Perhaps the lesson I struggled with most is the place of humor in parenting.  I was very conflicted on this subject.  My husband and his family are great teasers; I was raised to see teasing as an act of aggression.  And except for my father’s puns, humor wasn’t a priority in my childhood home.  When I woke up the morning that Nadia’s hair had started to fall out, though, I saw this as time when making light of the situation might be a good strategy.  Nadia ended up having a wild hair pulling session that culminated in a demonstration for her brother and sister and the placement at my seat at dinner of a bowl of “angel hair pasta.”  It was a raucous moment. I imagined my mother would have said in her perfect social worker voice: “… by wanting to turn losing hair into fun, you are expressing your own denial of Nadia’s experience.  You are not allowing Nadia to examine her feelings …”   I still feel as if I did the right thing.  Most of my lessons in how to use humor would come from Frannie and Max and, while I wasn’t always comfortable with it, its power to heal was obvious.

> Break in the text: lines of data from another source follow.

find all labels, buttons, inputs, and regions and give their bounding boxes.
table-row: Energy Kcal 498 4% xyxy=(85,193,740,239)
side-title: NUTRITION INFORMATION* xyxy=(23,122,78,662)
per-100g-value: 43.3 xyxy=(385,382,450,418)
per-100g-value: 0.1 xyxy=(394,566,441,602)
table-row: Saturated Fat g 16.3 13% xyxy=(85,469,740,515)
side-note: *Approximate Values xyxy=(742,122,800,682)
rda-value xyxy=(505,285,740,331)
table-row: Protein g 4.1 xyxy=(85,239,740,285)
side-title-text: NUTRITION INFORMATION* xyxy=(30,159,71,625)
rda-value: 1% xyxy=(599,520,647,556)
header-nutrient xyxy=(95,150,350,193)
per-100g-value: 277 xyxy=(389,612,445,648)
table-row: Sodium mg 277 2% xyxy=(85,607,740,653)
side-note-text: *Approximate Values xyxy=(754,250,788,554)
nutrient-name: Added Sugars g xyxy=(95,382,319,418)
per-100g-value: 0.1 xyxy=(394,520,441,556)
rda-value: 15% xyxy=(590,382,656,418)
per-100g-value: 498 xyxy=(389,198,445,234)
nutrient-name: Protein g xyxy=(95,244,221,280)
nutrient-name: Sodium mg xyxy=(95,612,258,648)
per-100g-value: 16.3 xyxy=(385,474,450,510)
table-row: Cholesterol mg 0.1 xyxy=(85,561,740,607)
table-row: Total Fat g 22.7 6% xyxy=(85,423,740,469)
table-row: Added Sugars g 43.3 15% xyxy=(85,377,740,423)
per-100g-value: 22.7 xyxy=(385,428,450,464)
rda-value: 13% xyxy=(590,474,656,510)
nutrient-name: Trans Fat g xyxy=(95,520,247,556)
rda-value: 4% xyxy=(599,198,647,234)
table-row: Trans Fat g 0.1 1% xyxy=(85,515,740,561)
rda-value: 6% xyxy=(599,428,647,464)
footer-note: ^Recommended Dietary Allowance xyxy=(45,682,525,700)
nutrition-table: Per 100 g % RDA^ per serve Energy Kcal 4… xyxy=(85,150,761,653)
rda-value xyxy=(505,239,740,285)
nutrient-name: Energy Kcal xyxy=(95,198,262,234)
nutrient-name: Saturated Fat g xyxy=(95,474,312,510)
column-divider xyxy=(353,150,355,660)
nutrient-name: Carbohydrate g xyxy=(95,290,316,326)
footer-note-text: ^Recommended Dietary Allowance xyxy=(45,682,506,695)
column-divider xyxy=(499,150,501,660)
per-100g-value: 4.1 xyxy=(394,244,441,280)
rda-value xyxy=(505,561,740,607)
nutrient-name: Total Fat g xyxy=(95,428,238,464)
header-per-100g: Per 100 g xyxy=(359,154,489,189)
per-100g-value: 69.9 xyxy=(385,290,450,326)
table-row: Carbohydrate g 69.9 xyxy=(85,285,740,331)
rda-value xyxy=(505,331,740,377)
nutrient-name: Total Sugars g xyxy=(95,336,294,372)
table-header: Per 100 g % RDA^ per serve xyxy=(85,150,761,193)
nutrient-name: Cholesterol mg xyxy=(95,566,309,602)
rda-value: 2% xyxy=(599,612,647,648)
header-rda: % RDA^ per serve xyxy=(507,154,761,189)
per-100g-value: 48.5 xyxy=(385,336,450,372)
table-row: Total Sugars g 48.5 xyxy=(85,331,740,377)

Finally, there is an evolution in the way my husband and I parent together.  Despite considering myself modern, we had traditional family roles. John went to work and I quit working once I had three children to stay home and raise them. I was not very good at keeping John abreast of their lives and he wasn’t very curious about asking. Over the years, maybe only partly because of Nadia’s experience but certainly prompted by it, we have worked on deepening our partnership.  While I am still the primary recipient of their secrets, particularly the girls’, I hope I have become better at involving John.

How has this ordeal changed or affected your relationship with your daughter Nadia?  How does she feel about the book, your telling of her—and your—story?

JH: I feel as if the standard stages of childhood development became disordered and moveable during Nadia’s treatment and the years after. I had to do a lot of pre-meditated parenting depending upon whether Nadia was feeling rebellious, in denial, unable to separate, self-conscious, etc. This was hard for me because I have never been the sort of person to plan and develop strategies.

The hardest phase I think for both me and Nadia was during the years when her inability to separate from me caused her to think there was something wrong with her. In my desire to help her go on sleepovers or to camp, I had to measure my hugs, not squeeze her too tightly, to hide from her the depth of my own sadness at being separated from her. I felt her absence like a homesickness. As much as I found it hard to be Nadia’s mother before her cancer when her independence seemed to push me away, my job was to help return her to that state. We had become too attached to our attachment.

This year has been a major turning point for Nadia. She is a sophomore in college, easily making the transition between home and school. She can ask for a hug or curl up in my lap and we both can let go.  She is thriving as a dancer. Our connection is as deep as ever but, appropriately, I don’t know every detail of her life.  Paradoxically, I can see more of the whole Nadia than I have ever been able to see.  She is no longer obscured by her independence and pride or by cancer or by post-traumatic stress. This has been a long time in coming for both of us and I love being a mother to the adult Nadia.

Nadia is very proud of me, as is my whole family and I made sure I had everyone’s blessing before I proceeded. For the longest time, though, Nadia said she would never read the book. Then, when I got my copies, she clamored to receive the first one, still insisting she wasn’t going to read it.  Then she read it in two days.

The big change is that Nadia has gone from trying to act as if she could return to her old life as if nothing ever happened, to internalizing and accepting as part of her this life-altering event. As supportive as she is, though, it is unlikely she will ever attend a reading.  I am grateful to her and to John, Frannie, and Max for being so generous with their lives.